As a matter of fact ,I was really following only Pogo and Doonesbury for the last few years and sadly we have even lost Pogo.Dick Tracy is not even carried by out largest paper in Toronto.I just read the Tracy strips on the Net for 2005.Fletcher and Collins give it a good try,but the storylines and artwork fall way short of the master, Chester Gould.Not only that,punching the keyboard and reading the screen is a poor subsitute for sitting back with the funny papers enjoying a coffee after breakfast or dinner;again in my opinion.
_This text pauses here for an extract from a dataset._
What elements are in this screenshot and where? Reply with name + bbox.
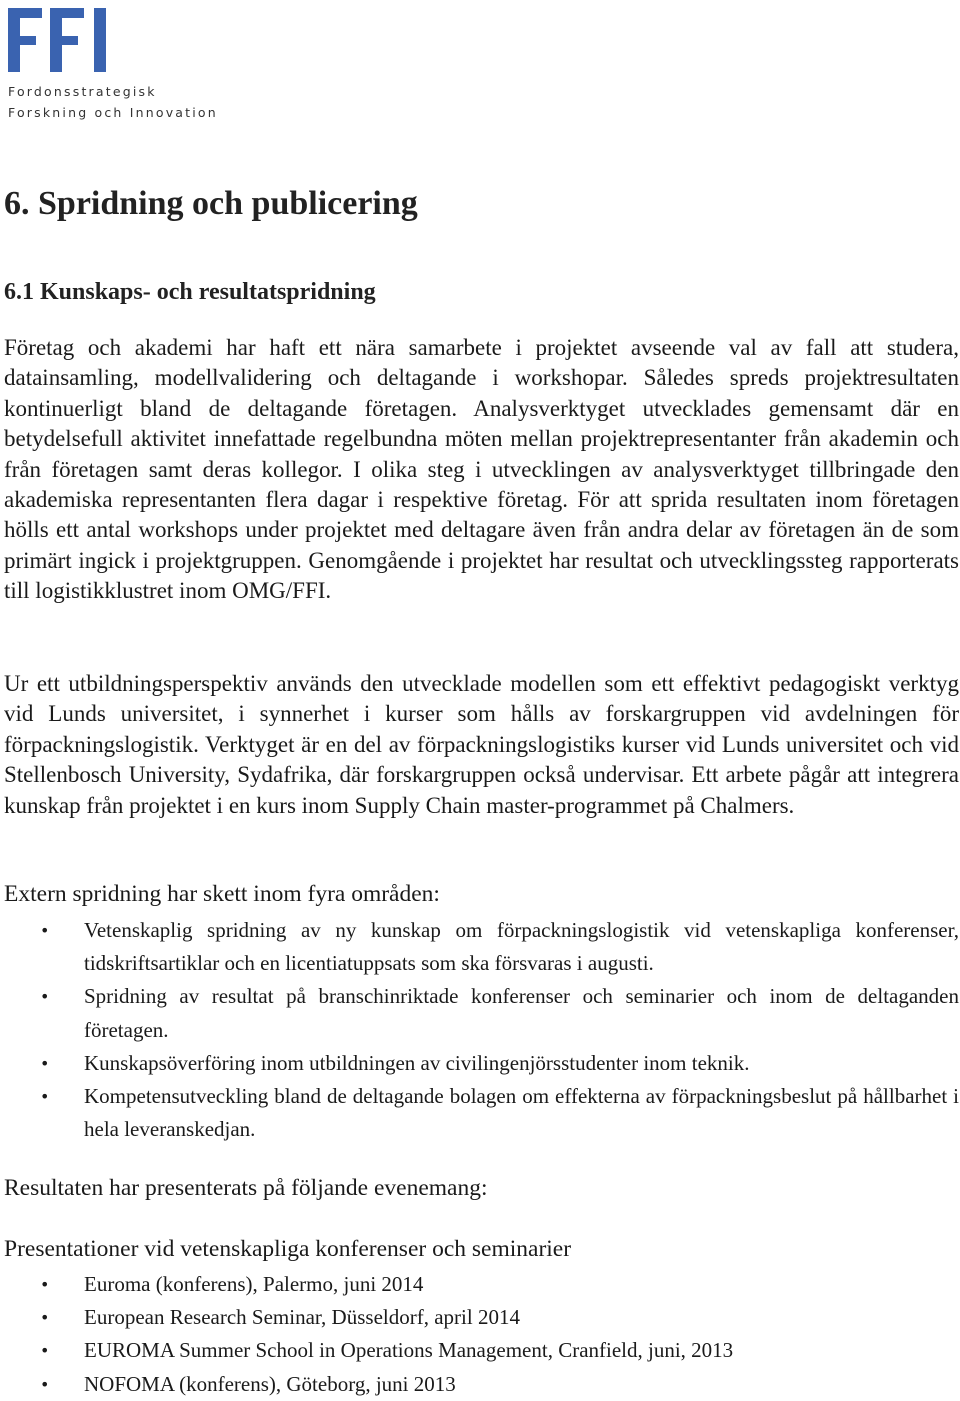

This book also covers a lot of what I call cartoons,and does a great job of it,but cartoons just aren't what the world of Comic Strips was all about.
Walker has also included a huge list of references if one wants to dig further.
This book should not be thought of as a review of any particular strip.It is really a history of Comics,a reference to use if one wants a quick look-see of what a strip looked like and a little about the artists who drew the strips.It also tells a lot about what went on behind the scenes with the artists,newspapers and syndicates over the years.
It also talks about Comics as an artform.Here I agree,one only has to look at how the artwork progressed in a strip like Dick Tracy and more recently Doonesbury,to see the advancement from very simple sketches to excellent art of colors, silhouette,perspective and all, to appreciate it.
After reading the book, I hope one day to visit the International Museum of Cartoon Art;although I continue to think of the Comic Strips as one thing and Cartoons as something completely different.
A great gift for a friend or yourself if you were a follower of the "strips".